Pour tenter d’enrayer la perte de matière organique et préserver la fertilité des sols dans le temps, de nombreux leviers agronomiques ont été mis en œuvre dans le système innovant de Syppre Picardie. Mais quid de leur impact sur le bilan carbone ? Réponse ci-dessous.

Préserver la fertilité des sols constitue un enjeu majeur sur la plateforme Syppre Picardie. En effet, bien que parmi les plus fertiles de France, la richesse en limons des sols picards les rend sensibles à la battance et au tassement. Ce risque est renforcé par la part importante des cultures industrielles (betteraves, pomme de terre) dans cette région, qui nécessitent du matériel de récolte très lourd. De plus, les taux de matière organique de ces sols sont faibles, en moyenne 1,6 %
Depuis 2015, divers leviers agronomiques sont donc testés sur la plateforme pour répondre à cet enjeu de fertilité. Le bilan carbone des systèmes innovant et témoin a été établi dans le cadre de l’objectif de multiperformance recherché sur l’ensemble des plateformes Syppre.
Légumineuses et PRO pour améliorer le bilan carbone
Les leviers agronomiques en test sur la plateforme sont : les couverts végétaux riches en légumineuses, notamment dans l’interculture avant cultures de printemps, l’intégration de légumineuses en culture principale ou encore l’apport de produits résiduaires organiques (PRO). Tout en maximisant la restitution au sol de résidus de cultures, ces leviers permettent aussi de réduire le recours à l’azote minéral, responsable d’une partie non négligeable des émissions de gaz à effet de serre (GES) en agriculture. Un point important alors que les cultures industrielles sont fortement consommatrices d’azote.
La méthode LBC-GC mobilisée pour calculer le bilan carbone
Après quelques années d’expérimentation et grâce à la méthode Label Bas-carbone pour les Grandes cultures (LBC-GC), une simulation de l’évolution du stock de carbone du sol pour le système innovant et le témoin a été réalisée.
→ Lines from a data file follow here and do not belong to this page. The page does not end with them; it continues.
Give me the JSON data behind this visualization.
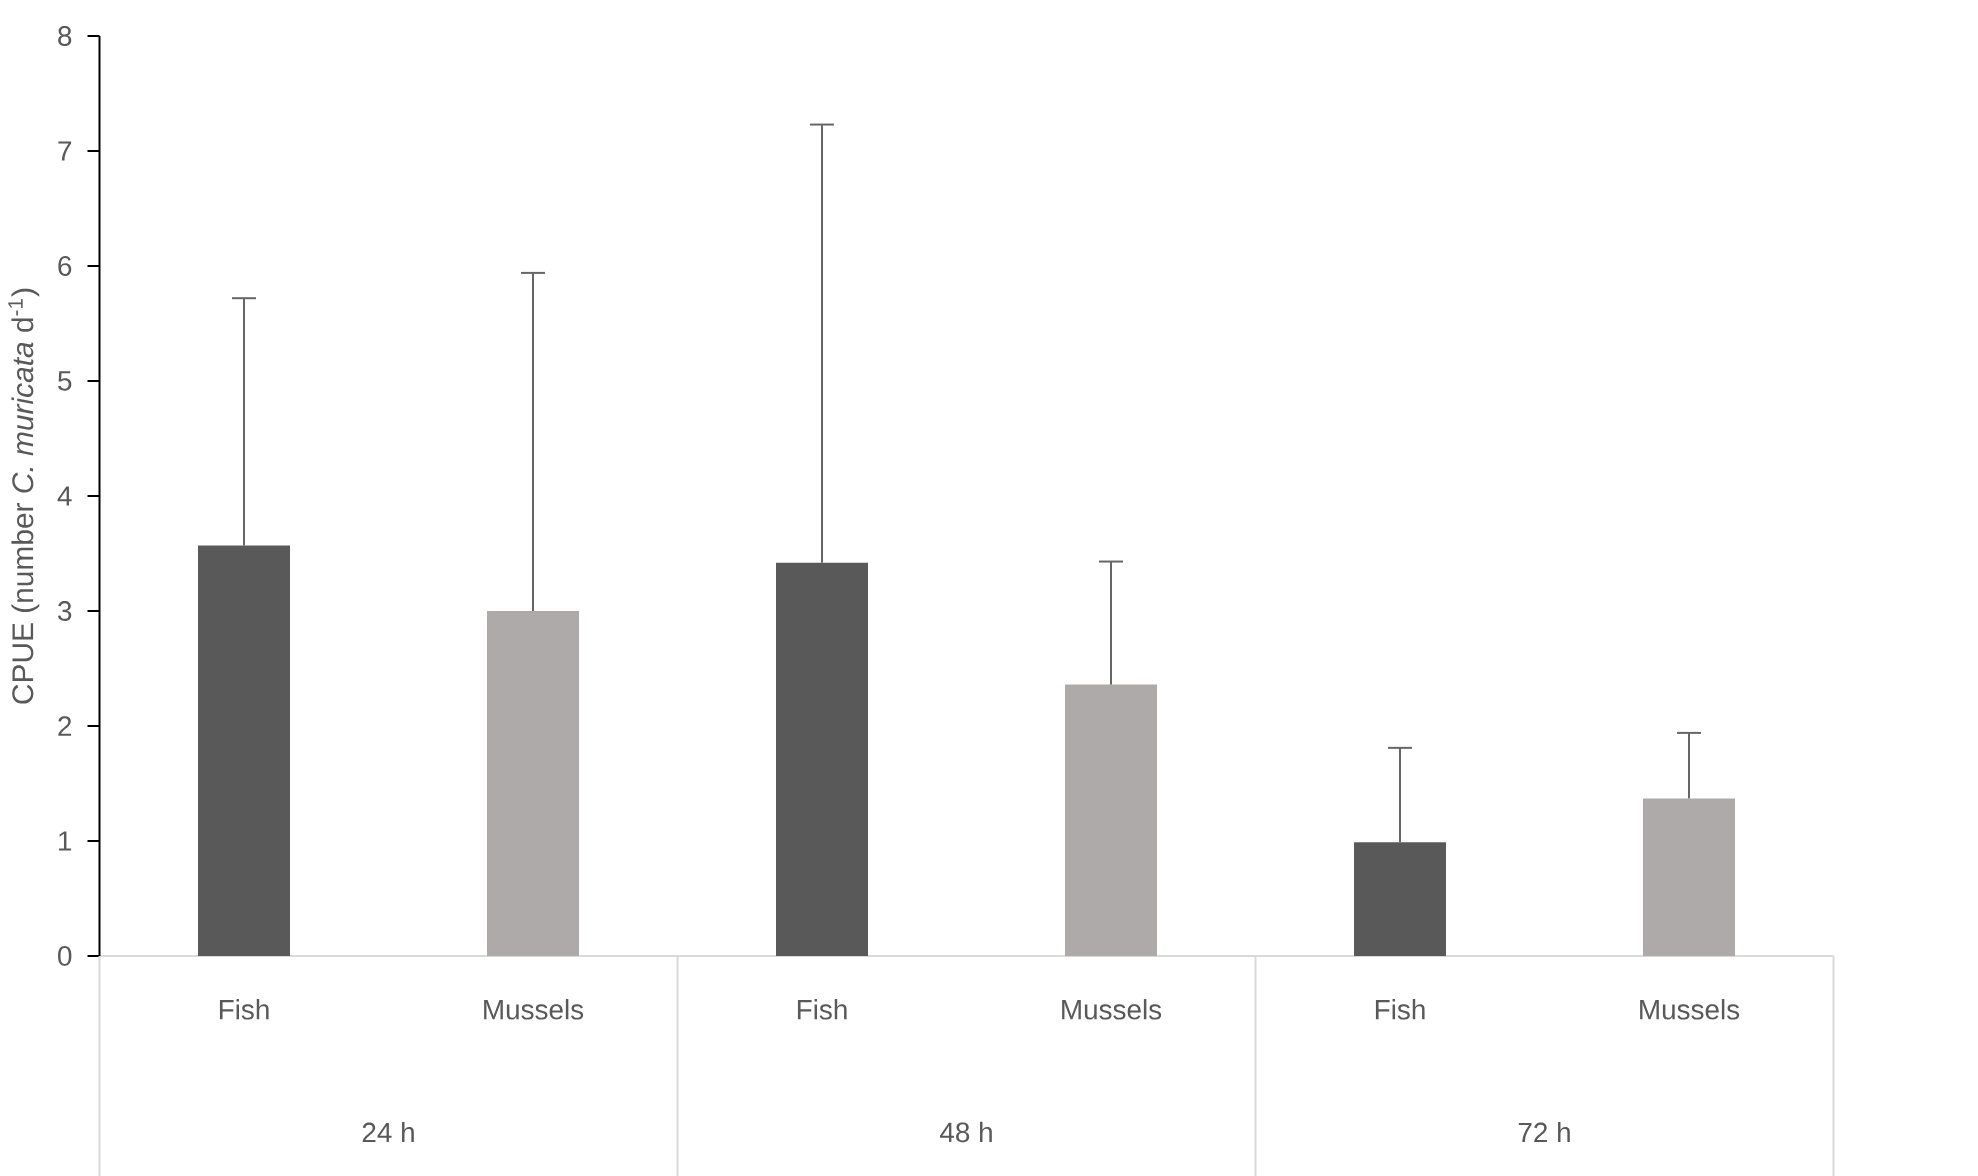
{
  "chart_data": {
    "type": "bar",
    "ylabel": "CPUE (number *C. muricata* d$^{-1}$)",
    "categories": [
      "Fish",
      "Mussels",
      "Fish",
      "Mussels",
      "Fish",
      "Mussels"
    ],
    "values": [
      3.57,
      3.0,
      3.42,
      2.36,
      0.99,
      1.37
    ],
    "colors": [
      "#595959",
      "#aeaaaa",
      "#595959",
      "#aeaaaa",
      "#595959",
      "#aeaaaa"
    ],
    "errors": [
      [
        3.57,
        5.72
      ],
      [
        3.0,
        5.94
      ],
      [
        3.42,
        7.23
      ],
      [
        2.36,
        3.43
      ],
      [
        0.99,
        1.81
      ],
      [
        1.37,
        1.94
      ]
    ],
    "annotations": [
      "24 h",
      "48 h",
      "72 h"
    ],
    "ylim": [
      0,
      8
    ],
    "yticks": [
      0,
      1,
      2,
      3,
      4,
      5,
      6,
      7,
      8
    ],
    "grid": false
  }
}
Pour rappel, la méthode LBC-GC calcule un bilan entre le carbone stocké dans le sol et les émissions de gaz à effet de serre liées à l’usage d’engrais et de combustibles (mécanisation, séchage, etc.), mais également à leur fabrication. Pour le système innovant, deux périodes distinctes ont été retenues : lorsque la rotation contenait un légume d’industrie (2017-2022), et depuis qu’il n’y en a plus (depuis 2023).
Les deux systèmes déstockent du carbone
Systèmes innovant et témoin déstockent du carbone du sol malgré l’introduction de couverts d’interculture. Le déstockage est un peu moins important dans la version actuelle du système innovant qui contient deux colzas (Figure 1). En effet, cette culture est riche en résidus et exporte moins de carbone qu’une culture d’industrie.

La rotation, qui est davantage diversifiée (insertion de légumineuses, fréquence réduite de cultures industrielles, etc.) dans le système innovant a permis de réduire nettement la fertilisation minérale, et donc les émissions de GES, Les efforts sur la gestion de la fertilisation vont se poursuivre avec l’utilisation de l’OAD CHN conduite pour optimiser les apports d’azote sur le blé.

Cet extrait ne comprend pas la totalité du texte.